Paris Charles De Gaul and Blueberry Pancakes

Sept 2nd
Though I think I return from new haven in time, I am frantically stuffing my bags at 8:15. The shuttle will pick me up at 8:30, I run outside to say goodbye in person to Michelle, then see Mark for a few minutes before the shuttle arrives. I figured I should not leave til later, but recommended travel time to JFK is 1.5 hours, and check in time is 2-3 hours, so—I am in the van and we are off—still feel I have too much stuff—not enough gifts for people, but I am recording their story, so—
The French serve bread with everything. On the plane there is a basket of bread brought out with every meal. First there is some strange shrimp and couscous thing, which is almost not terrible, but I don’t know who would eat shrimp on a plane. Breakfast however, is very nice—Pancakes or omelet? Pancakes or omelet? Because I hate pancakes, assuming they will be some horrible buttermilk stuff go for the omelet, but then I see they mean crepes, blueberry crepes!
I think of Koz, yes, pancakes for some reason make everyone happy! Why is that? Half of it must be the name. Pan-cakes. Pan- cakes. How the n rolls into the c, that soft into the hard. And its blueberry pancakes. I hold this up as one of the most beautiful words in the English language—next to "cellardoor". Cellardoor: Blueberry Pancakes.BlueberryPancakes. It sounds like an album, like "Tubular Bells". It feels good to say. I can almost taste them.

Monday, September 1, 2008

How do we listen to the sound of another persons life?
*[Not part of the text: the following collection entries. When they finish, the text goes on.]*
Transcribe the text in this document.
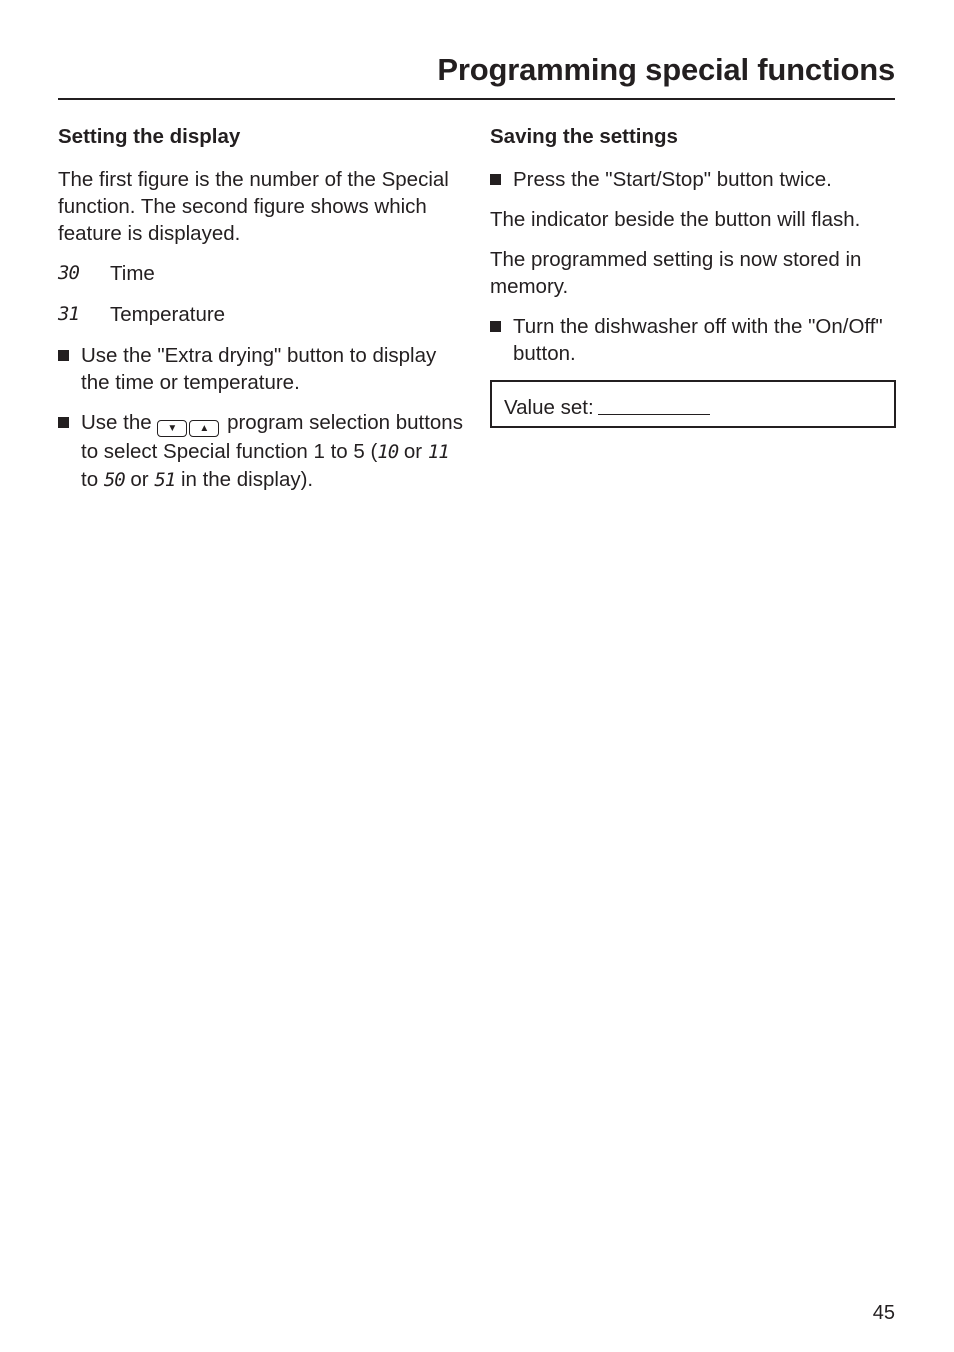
Programming special functions
Setting the display

The first figure is the number of the Special function. The second figure shows which feature is displayed.

30	Time
31	Temperature
Use the "Extra drying" button to display the time or temperature.
Use the ▼ ▲ program selection buttons to select Special function 1 to 5 (10 or 11 to 50 or 51 in the display).
Saving the settings
Press the "Start/Stop" button twice.

The indicator beside the button will flash.

The programmed setting is now stored in memory.

Turn the dishwasher off with the "On/Off" button.
Value set:
45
That’s what I discover going to see Milton and Doris last night. Before I was trying to tell stories. But the stories that are more interesting are those that reveal themselves to the camera. That is Documentary. It is a challenge. It feels invasive sometimes. But it is a meditation on moments that exist—partially due to the camera, and yet always from the core of the person. What is the balance between the person and the performer? That is the story—the space in between the person off camera and the person on camera. I wonder if this is why actors are like gods? But being a character and being oneself is much different. There is a certain pressure to presenting oneself. Self imposed of course—but the more beautiful of means—

So what is taking care of myself? To sleep long enough? I wonder if all of that post wake sleeping processing was beneficial? It felt very good. Very good. And here is the battle—is taking care of ourselves always about going towards the good? What feels the best in that moment?
This is actually not Hedonism. Because drinking, (other than sake) never is what will feel best to me—a glass of wine perhaps calls out on specific occasions. But drugs not. Usually I am moved towards the positive action. I don’t like to rely on the word “positive” though. It is a weak, misused word.

Action towards a mystery or a question that is living inside of me. Action towards illumination of obscurity. What word can possibly say this? It is like—there is a fear, a question, a doubt, a desire. Action, a movement, or a sitting still, contemplating this thing, it feels like a shuttle ride towards my own destiny. It does. I feel as if the world is spinning past me—that I am going forward toward myself, towards becoming. Not that I am anything in particular, but that I am a movement, or a settling into consciousness, into being, and when the attention of my senses, the movement of my physical body is in congruence with this being, then I feel alive. And this is taking care of oneself.

Moreover I wonder how I could adopt each guides passion towards filming them. Or the previous guides passion upon them? No. Show each person according to their own process- their story. See how congruent it is with their reality.